Ahhhh, l’air frais printanier ! Après tant de jours insipides, cloîtrée dans une salle miteuse où régnait l’odeur douceâtre de la moisissure et du renfermement, Harley respirait. Les secondes, minutes et heures s’étaient égrainées au rythme des injections journalières et des thérapies soporifiques, plongeant la patiente dans une routine comateuse et insupportable ; à tel point que, noyée dans le brouillard médicamenteux, Harleen avait cessé de se manifester depuis leur dernière conversation. Grand bien lui fasse ! L’ex psychiatre avait été longtemps turlupinée par son altercation avec cette hallucination, mais il faut bien avouer qu’elle avait  au moins eu le mérite de réveiller en elle une étincelle. Celle-ci attendait la moindre occasion, le moindre dérapage pour enflammer l’asile, et tel un incendie indomptable, se propager à la ville entière.

Hélas, la seule chose qui se propageait actuellement à Arkham, c’était cette épidémie de gastroentérite. Je savais que ce gratin n’était pas fiable !
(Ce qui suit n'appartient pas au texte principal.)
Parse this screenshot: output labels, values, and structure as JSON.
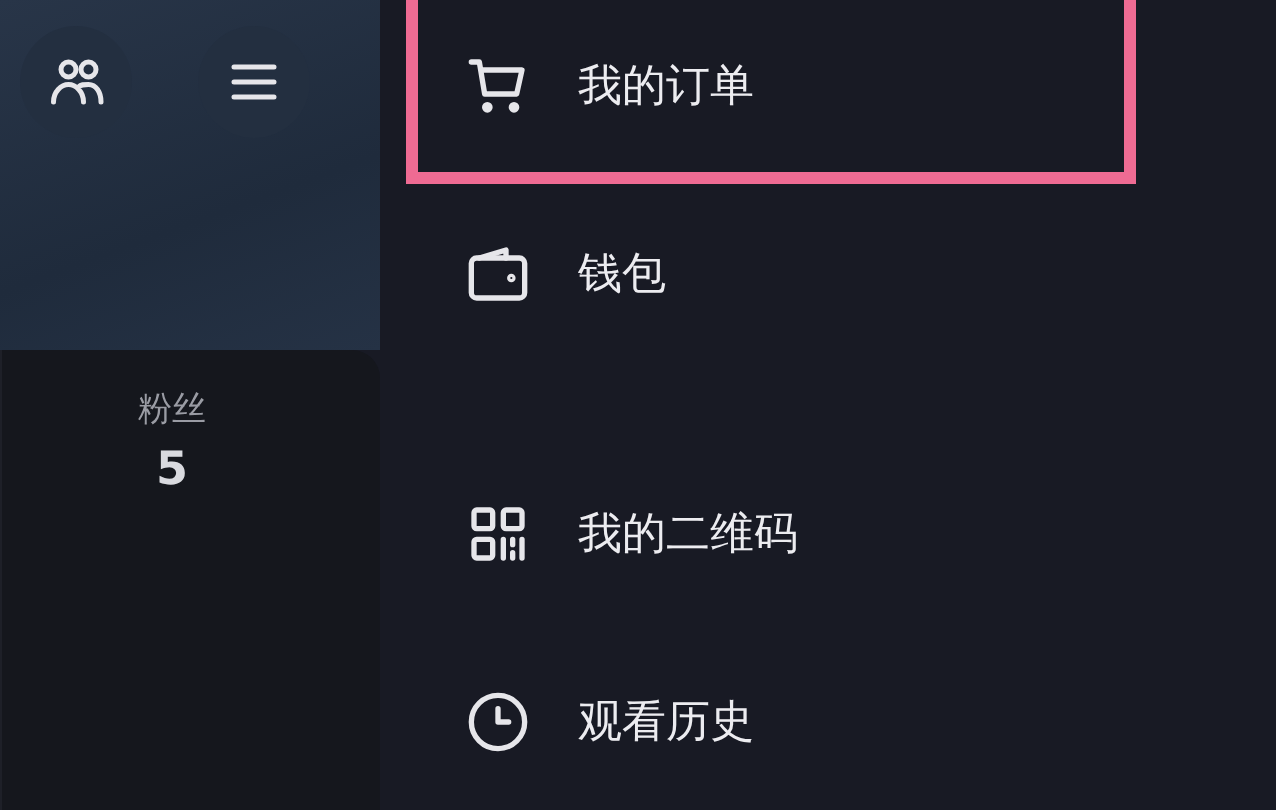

Taquiner les infirmières, mener les psychiatres en bourrique, c’était drôle au début, mais ensuite, lorsque l’on a épuisé son stock de farces et autres polichinelleries ? Quel ennui ! Du coup, changement de stratégie ! Autant jouer les petits angelots et les amadouer ! Et ses talents de comédienne avaient fini par payer –ou du moins, elle pouvait désormais se dégourdir les jambes dans les jardins d’Elizabeth Arkham.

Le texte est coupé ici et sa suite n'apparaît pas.